Le Front National reçoit le parti Ukrainien Svoboda

Les néofascistes amenés par le parti néonazi Svoboda (ex allié du FN), allié des Timoshenko et Klitcko, et que l’UE refuse de voir…

Scènes de guerilla urbaine à Kiev, voici les actions des « manifestants pacifiques » que soutiennent Washington et Bruxelles …

Un manifestant "pacifique" pointe son revolver en direction des forces de l’ordre, le 23 janvier.

“Svoboda”, le parti d’opposition néonazi appelle à mobiliser ses “groupes d’autodéfense”, autrement dit ses milices paramilitaires en provenance de Galicie, la région d’implantation massive de ces héritiers et admirateurs de la SS Galicie. “Svoboda” est à l’origine de la plupart des provocations à la violence dans les manifestations de Kiev, entraînant des réactions répressives du pouvoir...

Avant, Svoboda s’appelait Parti National-Socialiste Ukrainien. Il a lissé son image et est devenu la troisième force du pays aux élections. Son emblème est une main à trois doigts dépliés en signe de victoires répétées, mais ses militants arborent sur un brassard le symbole d’origine : la rune Wolfsangel (« Croix de Loup » en allemand), insigne de la division SS « das Reich » et des unités de partisans Werwolf (Loup-Garou), créées par Himmler en 1945. Ils honorent la mémoire de la division SS galicienne et du collabo Stepan Bandera.

la rune Wolfsangel (« Croix de Loup » en allemand)

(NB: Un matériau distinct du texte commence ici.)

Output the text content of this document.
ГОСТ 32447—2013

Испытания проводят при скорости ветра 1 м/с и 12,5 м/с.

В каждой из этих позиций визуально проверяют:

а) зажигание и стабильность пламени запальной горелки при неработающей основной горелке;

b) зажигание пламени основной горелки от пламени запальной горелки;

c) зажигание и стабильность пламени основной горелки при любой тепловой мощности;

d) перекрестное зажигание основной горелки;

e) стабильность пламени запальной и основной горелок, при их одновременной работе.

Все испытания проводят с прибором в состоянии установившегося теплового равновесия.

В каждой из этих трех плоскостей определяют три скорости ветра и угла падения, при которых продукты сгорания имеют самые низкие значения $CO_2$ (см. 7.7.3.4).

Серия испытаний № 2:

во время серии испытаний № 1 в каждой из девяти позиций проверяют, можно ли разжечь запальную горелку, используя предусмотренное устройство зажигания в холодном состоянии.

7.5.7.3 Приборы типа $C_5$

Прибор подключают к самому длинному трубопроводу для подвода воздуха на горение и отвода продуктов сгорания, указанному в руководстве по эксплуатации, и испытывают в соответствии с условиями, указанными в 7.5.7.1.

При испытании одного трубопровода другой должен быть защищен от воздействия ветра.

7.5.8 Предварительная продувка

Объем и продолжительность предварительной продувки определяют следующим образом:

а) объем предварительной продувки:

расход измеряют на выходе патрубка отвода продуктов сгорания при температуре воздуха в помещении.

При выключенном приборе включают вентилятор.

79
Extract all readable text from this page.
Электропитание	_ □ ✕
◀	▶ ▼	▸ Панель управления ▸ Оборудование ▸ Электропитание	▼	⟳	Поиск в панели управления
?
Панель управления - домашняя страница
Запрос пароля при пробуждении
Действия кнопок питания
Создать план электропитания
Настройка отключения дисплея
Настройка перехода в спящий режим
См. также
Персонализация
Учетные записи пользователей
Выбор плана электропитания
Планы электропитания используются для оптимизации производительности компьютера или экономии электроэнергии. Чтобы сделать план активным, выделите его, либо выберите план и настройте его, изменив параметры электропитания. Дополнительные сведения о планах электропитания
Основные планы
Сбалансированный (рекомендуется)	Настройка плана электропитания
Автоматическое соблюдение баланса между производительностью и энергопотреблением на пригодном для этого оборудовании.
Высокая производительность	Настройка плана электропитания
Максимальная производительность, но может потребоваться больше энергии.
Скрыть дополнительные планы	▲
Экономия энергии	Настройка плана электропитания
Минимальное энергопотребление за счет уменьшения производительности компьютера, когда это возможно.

Stepan Bandera, une des figures de ce nationalisme, résume bien l’ambiguïté de ce mouvement. Célébré à Kiev, il est considéré par certains comme un ancien collaborateur des nazis. « L’influente organisation juive Centre Simon Wiesenthal a dénoncé l’attribution à titre posthume du titre d’Héros de l’Ukraine à Stepan Bandera, qualifiant ce dernier de collaborationniste nazi responsable du massacre de milliers de Juifs pendant la guerre de 1939-1945 ».

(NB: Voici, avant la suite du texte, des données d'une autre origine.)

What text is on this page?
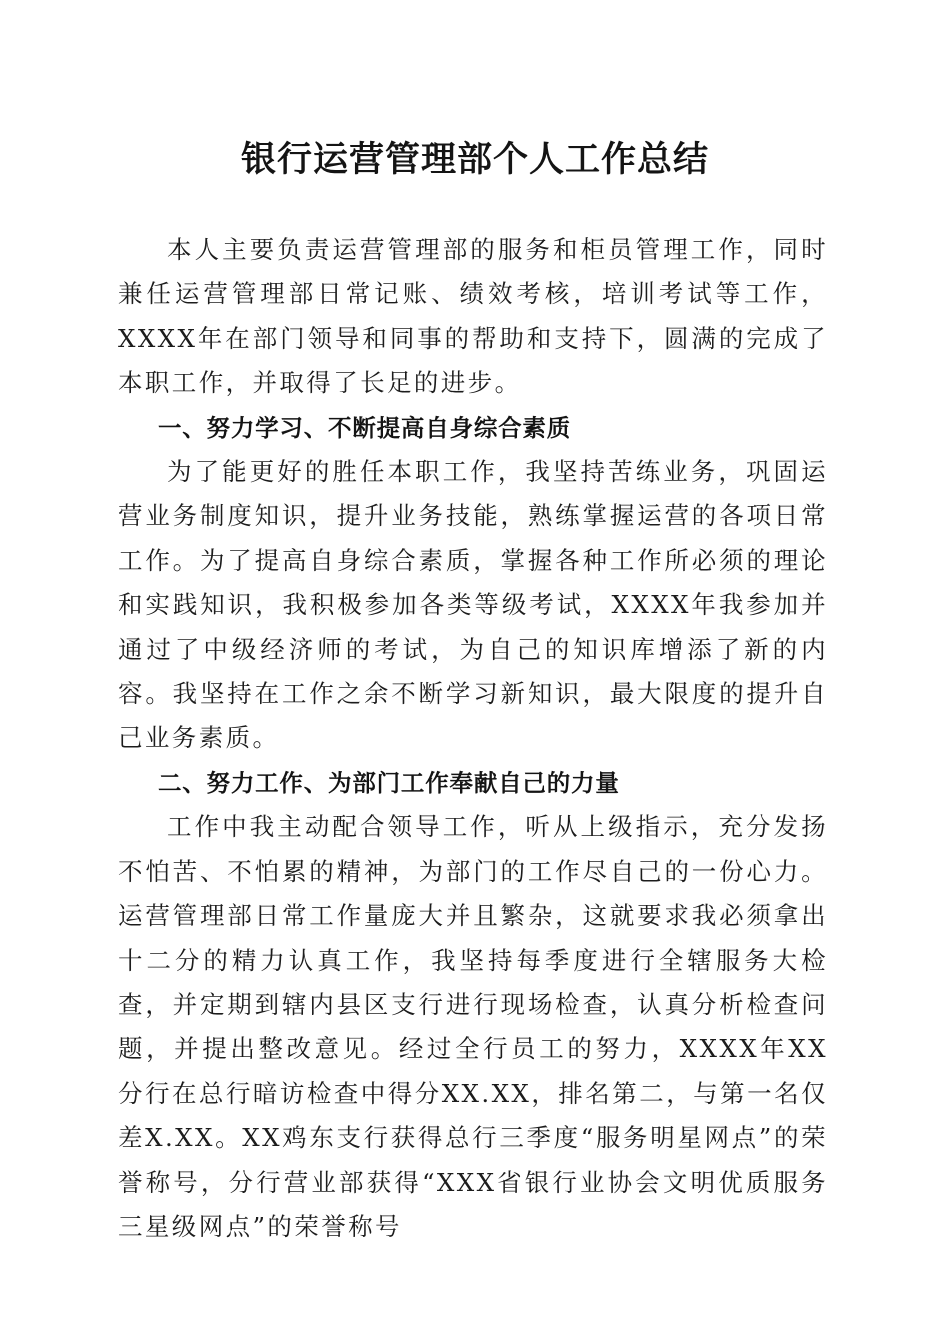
银行运营管理部个人工作总结

本人主要负责运营管理部的服务和柜员管理工作，同时兼任运营管理部日常记账、绩效考核，培训考试等工作，XXXX年在部门领导和同事的帮助和支持下，圆满的完成了本职工作，并取得了长足的进步。

一、努力学习、不断提高自身综合素质

为了能更好的胜任本职工作，我坚持苦练业务，巩固运营业务制度知识，提升业务技能，熟练掌握运营的各项日常工作。为了提高自身综合素质，掌握各种工作所必须的理论和实践知识，我积极参加各类等级考试，XXXX年我参加并通过了中级经济师的考试，为自己的知识库增添了新的内容。我坚持在工作之余不断学习新知识，最大限度的提升自己业务素质。

二、努力工作、为部门工作奉献自己的力量

工作中我主动配合领导工作，听从上级指示，充分发扬不怕苦、不怕累的精神，为部门的工作尽自己的一份心力。运营管理部日常工作量庞大并且繁杂，这就要求我必须拿出十二分的精力认真工作，我坚持每季度进行全辖服务大检查，并定期到辖内县区支行进行现场检查，认真分析检查问题，并提出整改意见。经过全行员工的努力，XXXX年XX分行在总行暗访检查中得分XX.XX，排名第二，与第一名仅差X.XX。XX鸡东支行获得总行三季度“服务明星网点”的荣誉称号，分行营业部获得“XXX省银行业协会文明优质服务三星级网点”的荣誉称号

Sur la photo illustrant ces lignes, Oleh Tyahnybok à côté du portrait de Stefan Bandera, collaborateur des nazis pendant la guerre, réfugiés en Allemagne après la guerre et liquidé à Munich en 1959

En 2004, le chef du parti, Oleh Tyahnybok , s’est fait exclure de son groupe parlementaire pour avoir dit que le pays était dirigé par une « mafia judéo-moscovite ».

Oleh Tyahnybok

Messages

  • Il faut préciser que Svoboda gangrène la police, l’armée et une partie de l’administration ; ils sont prêts à prendre le pouvoir. Dans le même temps nos médias aux ordre de Bruxelles les affublent d’un manteau de démocratie pour mieux masquer leur erreur d’avoir mis le feu à l’Ukraine dans leur délire anti-communiste et anti-russe.(Poutine étant toujours assimilé à un communiste par la plupart de ces médias ; c’est plus facile, plus manichéen que d’expliquer). Ce qui guide avant tout Svoboda c’est son anticommunisme et sa russophobie (les deux étant mélangée par souci volontaire d’ambiguité) comme lors de la seconde guerre mondiale. Le camp orange (social et chrétien démocrate) a perdu la main dans cette affaire. Tout comme en Syrie où il l’a perdu au profit d’autres fascistes islamistes.
    Le camp orange, une invention de la CIA qui ne saurait remplacer la nécessité d’un parti communiste, en Ukraine, en Syrie comme ailleurs pour prendre la direction politique et militaire des mécontentements, sous direction prolétarienne (ce qui n’est pas le cas, ni en Ukraine, ni en Syrie, ni ailleurs).
    Il est plus que temps camarades communistes de travailler à notre unité pour créer ces partis sinon, la droite révolutionnaire et radicale (si, si elle existe bien), tiendra la rue et le pouvoir (en Espagne, ils reviennent). Sans vouloir être paranoïaque, admettons leur force et leur capacité à se renouveler et à toucher la population dont la jeunesse.
    Ni brune, ni orange, la révolution doit être rouge et prolétarienne.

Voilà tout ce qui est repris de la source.